Like Baroness Thatcher, Sir Eric has a tendency to blame chancellors. 'All the talk of green shoots proved misplaced,' he observes, rather late in the day. 'I've been in housebuilding all my life, and have never seen anything like this recession. We were used to a downturn of say two years, but not one lasting four. And nobody has seen house prices collapsing like this before.'

But if he is disillusioned he does not show it, and he has not followed British Airways by cutting the Tory party contribution, even after a body blow earlier this year.

In order to cut capacity and trim costs in building materials, Sir Eric came up with one seeming master stroke - a proposed joint venture with Steetley.
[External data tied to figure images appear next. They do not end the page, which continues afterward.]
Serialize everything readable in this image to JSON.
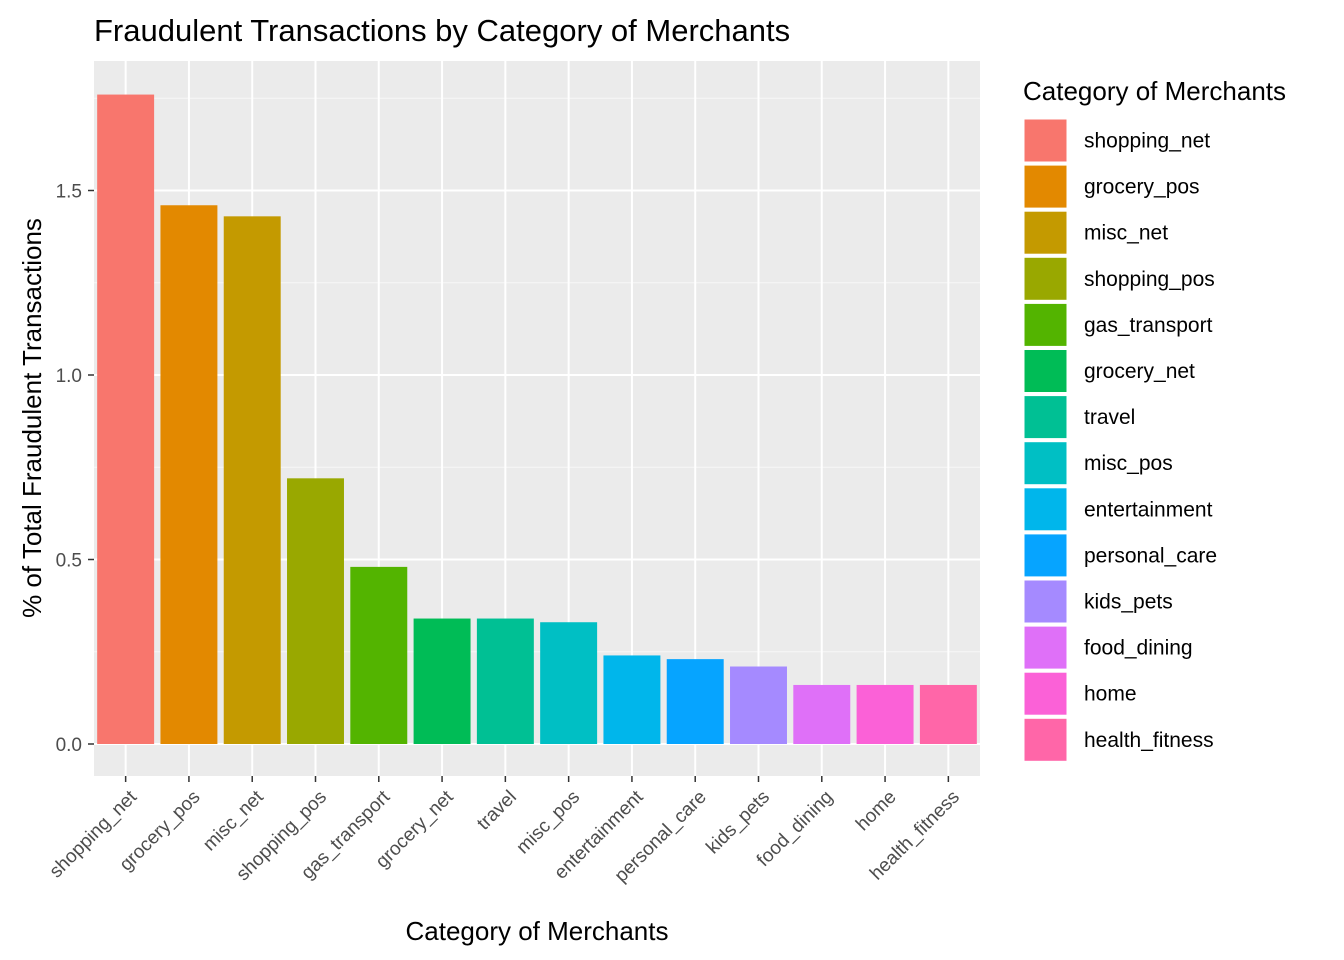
{
  "chart_data": {
    "type": "bar",
    "title": "Fraudulent Transactions by Category of Merchants",
    "xlabel": "Category of Merchants",
    "ylabel": "% of Total Fraudulent Transactions",
    "ylim": [
      0,
      1.76
    ],
    "yticks": [
      "0.0",
      "0.5",
      "1.0",
      "1.5"
    ],
    "grid": true,
    "legend": {
      "title": "Category of Merchants",
      "position": "right"
    },
    "categories": [
      "shopping_net",
      "grocery_pos",
      "misc_net",
      "shopping_pos",
      "gas_transport",
      "grocery_net",
      "travel",
      "misc_pos",
      "entertainment",
      "personal_care",
      "kids_pets",
      "food_dining",
      "home",
      "health_fitness"
    ],
    "values": [
      1.76,
      1.46,
      1.43,
      0.72,
      0.48,
      0.34,
      0.34,
      0.33,
      0.24,
      0.23,
      0.21,
      0.16,
      0.16,
      0.16
    ],
    "colors": [
      "#F8766D",
      "#E38900",
      "#C49A00",
      "#99A800",
      "#53B400",
      "#00BC56",
      "#00C094",
      "#00BFC4",
      "#00B6EB",
      "#06A4FF",
      "#A58AFF",
      "#DF70F8",
      "#FB61D7",
      "#FF66A8"
    ]
  }
}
This time the Government failed to help out. In February the deal was referred to the Monopolies and Mergers Commission, and Redland took over Steetley. A crestfallen Sir Eric gave up hands-on control of Tarmac.

The court is now run differently. The executive jet has gone and the bosses must now use the company helicopter. But landing huge building contracts is still a people business, where entertaining goes with the territory. Tarmac retains a villa in the South of France and a large house in Scotland.

But the Simms regime will be different, with the new man in day-to- day charge taking power back to the centre from the baronies. The business is being cut back to three core operations - housing, quarrying and construction - and working capital is being trimmed to generate cash and reduce debt.

Sir Eric remains a born optimist. 'Tarmac will bounce back and housing will take the lead just as before.'

When he does leave Tarmac, he will not be bored. He has a clutch of non-executive directorships - chairman of the Midlands metal-basher IMI and James Beattie, a director of the Midland Bank - and is looking for more. He has just become a non- executive director of United Newspapers, run by Lord Stevens, who has been under heavy pressure from City institutions to recruit some new blood to the boardroom.

Meanwhile Sir Eric is faithful to Tarmac to the last. He has recently bought more shares and now holds well over a million. Is he betting on the recovery he foresees - or a takeover bid?